International Speedway Corporation’s push for a NASCAR track in Bremerton hit the wall of opposition with enough force to push it out of Kitsap County for the foreseeable future. The loss of the proposed speedway is still sinking in to those financially-minded folks down south who saw dollar signs as opposed to true economic improvement.
The two are often confused. More revenue means better living, right? Not if the area you’re living in suffers as a result. Quality of life was parked in the garage while track fans and opponents drove in circle for months. Fortunately, its horn was never silenced.
Maybe now, with this million dollar goose finally dead, Kitsap can again return to its attempts to create something that truly benefits its residents — living wage jobs. They’re still not here en masse as evidenced by the fact that thousands of local residents must commute to the east side to make ends meet.
Meanwhile, the cost of living here increases annually by leaps and bounds. Would NASCAR have helped in this regard? For a few. But not nearly enough.
Wide-scale telecommuting, something Poulsbo City Councilman Ed Stern has pushed for years and that is working in communities throughout the nation, is still apparently an unreachable goal. As a result, the roads are clogged, Washington State Ferries are packed and what Kitsap County Commissioner Josh Brown described as “Brain Drain” is occurring daily as knowledgeable, college educated workers are forced to look elsewhere for employment.
Would NASCAR have changed all this? Proponents would argue that the economic boom would have been so big that Bremerton would have blossomed into the flower of the Kitsap Peninsula. Perhaps, but what about the rest of Kitsap? Should the will of the few outweigh the needs of the many?
Fortunately they didn’t.
But Kitsap is still Kitsap.
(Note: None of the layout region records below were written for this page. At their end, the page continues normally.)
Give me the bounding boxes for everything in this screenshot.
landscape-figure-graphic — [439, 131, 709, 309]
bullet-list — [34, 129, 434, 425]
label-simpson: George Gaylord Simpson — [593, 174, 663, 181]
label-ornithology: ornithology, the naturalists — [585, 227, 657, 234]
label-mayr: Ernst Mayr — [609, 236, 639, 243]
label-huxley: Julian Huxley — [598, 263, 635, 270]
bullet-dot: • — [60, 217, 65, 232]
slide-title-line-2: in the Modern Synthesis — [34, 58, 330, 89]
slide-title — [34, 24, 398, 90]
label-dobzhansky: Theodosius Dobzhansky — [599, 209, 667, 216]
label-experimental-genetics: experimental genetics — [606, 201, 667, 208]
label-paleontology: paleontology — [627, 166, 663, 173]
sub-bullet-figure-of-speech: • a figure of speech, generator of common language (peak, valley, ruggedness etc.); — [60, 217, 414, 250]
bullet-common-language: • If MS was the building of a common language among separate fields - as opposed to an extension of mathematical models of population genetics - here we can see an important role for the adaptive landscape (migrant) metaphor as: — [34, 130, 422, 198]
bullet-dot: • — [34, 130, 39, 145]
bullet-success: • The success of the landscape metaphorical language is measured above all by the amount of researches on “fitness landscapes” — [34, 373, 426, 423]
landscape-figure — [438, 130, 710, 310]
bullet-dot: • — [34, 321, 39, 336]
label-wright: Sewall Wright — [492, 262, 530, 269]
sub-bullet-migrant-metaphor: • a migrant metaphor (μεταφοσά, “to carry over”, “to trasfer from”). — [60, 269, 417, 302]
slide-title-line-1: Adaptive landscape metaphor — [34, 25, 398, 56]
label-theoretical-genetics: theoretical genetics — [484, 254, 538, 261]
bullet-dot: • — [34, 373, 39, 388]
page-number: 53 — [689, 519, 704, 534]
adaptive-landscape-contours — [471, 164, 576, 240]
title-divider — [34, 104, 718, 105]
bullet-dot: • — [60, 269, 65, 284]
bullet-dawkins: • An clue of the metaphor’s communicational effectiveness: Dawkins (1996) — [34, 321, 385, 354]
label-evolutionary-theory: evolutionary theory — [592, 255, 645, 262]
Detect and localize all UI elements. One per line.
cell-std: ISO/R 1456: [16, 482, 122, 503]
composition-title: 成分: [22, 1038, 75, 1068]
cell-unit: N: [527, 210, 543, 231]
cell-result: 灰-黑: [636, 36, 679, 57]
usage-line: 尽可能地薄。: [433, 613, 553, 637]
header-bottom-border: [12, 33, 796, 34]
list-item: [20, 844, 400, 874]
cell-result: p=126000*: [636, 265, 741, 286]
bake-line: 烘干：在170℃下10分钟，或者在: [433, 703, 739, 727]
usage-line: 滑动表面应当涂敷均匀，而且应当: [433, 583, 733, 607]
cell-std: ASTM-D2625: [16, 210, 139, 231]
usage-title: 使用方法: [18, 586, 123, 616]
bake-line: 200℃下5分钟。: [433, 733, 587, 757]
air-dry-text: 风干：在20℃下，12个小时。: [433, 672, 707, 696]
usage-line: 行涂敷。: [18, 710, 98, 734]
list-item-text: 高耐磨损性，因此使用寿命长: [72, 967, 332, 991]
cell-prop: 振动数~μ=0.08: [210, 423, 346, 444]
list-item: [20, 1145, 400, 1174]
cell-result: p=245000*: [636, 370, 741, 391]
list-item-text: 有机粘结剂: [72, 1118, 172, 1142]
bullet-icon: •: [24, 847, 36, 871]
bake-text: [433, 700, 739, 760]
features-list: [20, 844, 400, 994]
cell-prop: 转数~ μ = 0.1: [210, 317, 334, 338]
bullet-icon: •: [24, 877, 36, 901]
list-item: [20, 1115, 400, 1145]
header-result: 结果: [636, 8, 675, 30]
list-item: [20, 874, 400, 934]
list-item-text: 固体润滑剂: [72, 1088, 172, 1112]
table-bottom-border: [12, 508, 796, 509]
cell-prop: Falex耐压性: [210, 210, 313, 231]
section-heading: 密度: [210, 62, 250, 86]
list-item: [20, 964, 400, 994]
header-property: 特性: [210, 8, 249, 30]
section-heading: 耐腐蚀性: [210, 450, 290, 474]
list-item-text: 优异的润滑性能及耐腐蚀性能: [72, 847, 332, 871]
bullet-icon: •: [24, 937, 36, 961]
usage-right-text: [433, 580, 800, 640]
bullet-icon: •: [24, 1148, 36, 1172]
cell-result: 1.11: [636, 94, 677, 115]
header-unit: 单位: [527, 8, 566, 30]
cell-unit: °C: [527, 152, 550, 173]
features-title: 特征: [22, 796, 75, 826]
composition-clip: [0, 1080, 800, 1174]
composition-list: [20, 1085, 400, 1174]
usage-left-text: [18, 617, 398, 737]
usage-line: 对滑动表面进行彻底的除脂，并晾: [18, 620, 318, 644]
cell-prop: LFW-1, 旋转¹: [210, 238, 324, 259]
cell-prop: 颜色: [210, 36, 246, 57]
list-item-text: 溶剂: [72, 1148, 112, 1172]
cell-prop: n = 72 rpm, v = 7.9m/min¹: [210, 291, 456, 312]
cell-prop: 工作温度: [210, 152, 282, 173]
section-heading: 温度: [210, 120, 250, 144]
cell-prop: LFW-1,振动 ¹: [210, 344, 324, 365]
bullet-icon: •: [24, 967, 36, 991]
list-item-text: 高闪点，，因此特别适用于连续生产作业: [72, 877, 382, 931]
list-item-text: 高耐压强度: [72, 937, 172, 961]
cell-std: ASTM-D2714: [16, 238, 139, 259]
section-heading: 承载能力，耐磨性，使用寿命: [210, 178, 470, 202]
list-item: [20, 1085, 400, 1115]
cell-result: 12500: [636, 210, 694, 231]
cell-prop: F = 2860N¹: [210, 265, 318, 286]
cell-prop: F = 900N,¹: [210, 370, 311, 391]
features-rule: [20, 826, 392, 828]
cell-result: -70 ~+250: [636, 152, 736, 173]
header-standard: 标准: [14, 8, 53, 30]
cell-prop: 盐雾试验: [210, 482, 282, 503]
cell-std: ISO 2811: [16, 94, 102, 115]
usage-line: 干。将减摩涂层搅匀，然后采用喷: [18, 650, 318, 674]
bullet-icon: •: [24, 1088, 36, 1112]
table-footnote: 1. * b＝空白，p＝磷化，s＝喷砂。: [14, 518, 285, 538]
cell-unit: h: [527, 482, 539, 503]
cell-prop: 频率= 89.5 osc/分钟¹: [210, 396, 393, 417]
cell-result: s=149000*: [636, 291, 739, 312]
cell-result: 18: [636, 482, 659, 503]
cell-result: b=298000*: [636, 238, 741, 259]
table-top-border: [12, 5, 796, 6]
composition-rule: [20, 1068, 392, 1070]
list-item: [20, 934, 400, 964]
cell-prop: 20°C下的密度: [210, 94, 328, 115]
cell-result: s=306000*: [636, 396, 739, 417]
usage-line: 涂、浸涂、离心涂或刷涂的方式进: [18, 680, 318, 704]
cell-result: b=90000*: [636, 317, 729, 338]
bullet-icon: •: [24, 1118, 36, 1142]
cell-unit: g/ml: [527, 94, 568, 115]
And, as such, home prices and the increasing cost of living here are still catering to those willing to commute to Seattle and beyond to bring home the bacon while others are starved out of the region.
So with NASCAR off track, it’s high time to put an adequate stopper in the brain drain, create an environment where “affordable housing” is no longer an oxymoron, where living wage jobs are the rule — as opposed to the exception to it — and the Kitsap of the future becomes the Kitsap of today.
A tall order? You bet.
But if we’re not working toward improving this county and healing it’s long standing socio-economic ills, just what exactly are we working toward?